The action of the court in excluding the evidence and the charge excepted to are now assigned for error.
Rice, Jones & Wiley, for appellant.
Saneord & Moses, contra.
[MAJORITY — JUDGE, J.]
JUDGE, J.
The'city court committed no error in overruling the demurrer to the complaint; for neither one of the grounds thereof assigned was well taken; and neither one is insisted upon by appellant in this court. We deem it unnecessary to notice them in detail.
But it is contended that the complaint will not support the judgment rendered, because it does not contain a substantial cause of action, in that it does not .aver that the female named in the license resided in the county in which the license was issued ,• and section 2338 of the Revised Code is relied upon as authority for this position. That section provides that “ no marriage shall be solemnized without a license to be issued by the judge of probate of the county in which the female resides,” &c.; and by section 2342 of the Code, the judge of probate incurs a penalty of five hundred dollars for issuing a license to marry contrary to this or any other provision of the Code relating to that subject. We cannot therefore presume, at the instance of the judge of probate, that he improperly issued the license in this respect; nor can we agree with counsel for the appellant, that the residence of the female in the county in which the license is issued “ is an essential jurisdictional fact without the existence of which the license, if issued, is a nullity.” If improperly issued, the probate judge incurs a penalty for the act; but neither the license nor the marriage which may be solemnized thereunder is void.

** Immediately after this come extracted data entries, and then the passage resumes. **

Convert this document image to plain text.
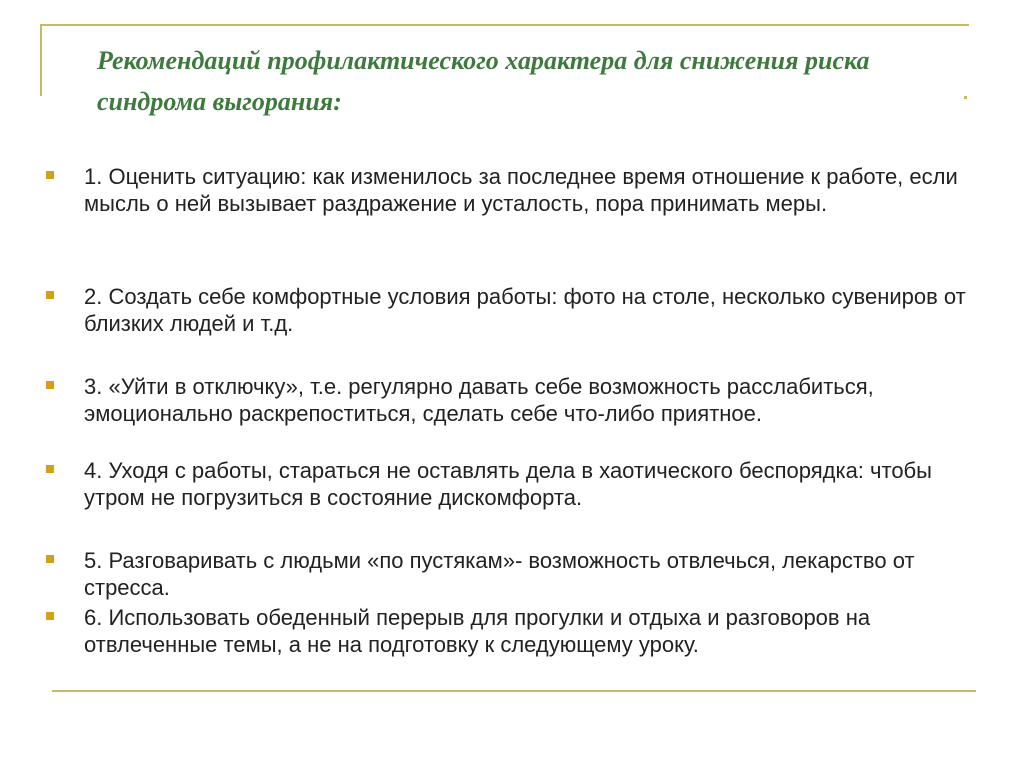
Рекомендаций профилактического характера для снижения риска синдрома выгорания:
1. Оценить ситуацию: как изменилось за последнее время отношение к работе, если мысль о ней вызывает раздражение и усталость, пора принимать меры.
2. Создать себе комфортные условия работы: фото на столе, несколько сувениров от близких людей и т.д.
3. «Уйти в отключку», т.е. регулярно давать себе возможность расслабиться, эмоционально раскрепоститься, сделать себе что-либо приятное.
4. Уходя с работы, стараться не оставлять дела в хаотического беспорядка: чтобы утром не погрузиться в состояние дискомфорта.
5. Разговаривать с людьми «по пустякам»- возможность отвлечься, лекарство от стресса.
6. Использовать обеденный перерыв для прогулки и отдыха и разговоров на отвлеченные темы, а не на подготовку к следующему уроку.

If it be necessary to a good complaint in a case like the present, that it should contain an averment that the residence of the female was in the county in which the license was issued, the omission to make the averment could be taken advantage of by demurrer, and if the demurrer should be sustained, the defect might be cured by an amendment. But a trial on the merits, followed by a verdict and judgment in favor of the plaintiff, without objection on account of the omission, would cure the defect; and the complaint containing a substantial cause of action, the judgment would stand. Such is the aspect of the present case.
The right of a father to the custody and control of his infant female child, we admit, may, in a proper case, be forfeited by misconduct at the instance of the child, or at the instance of some one moving to that end in behalf of the child. But we are at "a loss to perceive how the misconduct of the father, sought to be proved by his first wife in the present case, could operate as a justification to the probate judge for improperly issuing the marriage license. The father seems to have bestowed upon his daughter proper care and attention, and he had the right to her custody and control, which right had never been forfeited ; and his assent was necessary to the proper issue of the marriage license by the probate judge. The city court, therefore, committed no error in excluding the proposed evidence of the father’s misconduct; it had no proper relevancy to the issue on trial, and the charge given by the court to the jury was also free from error.
The judgment of the city court is affirmed.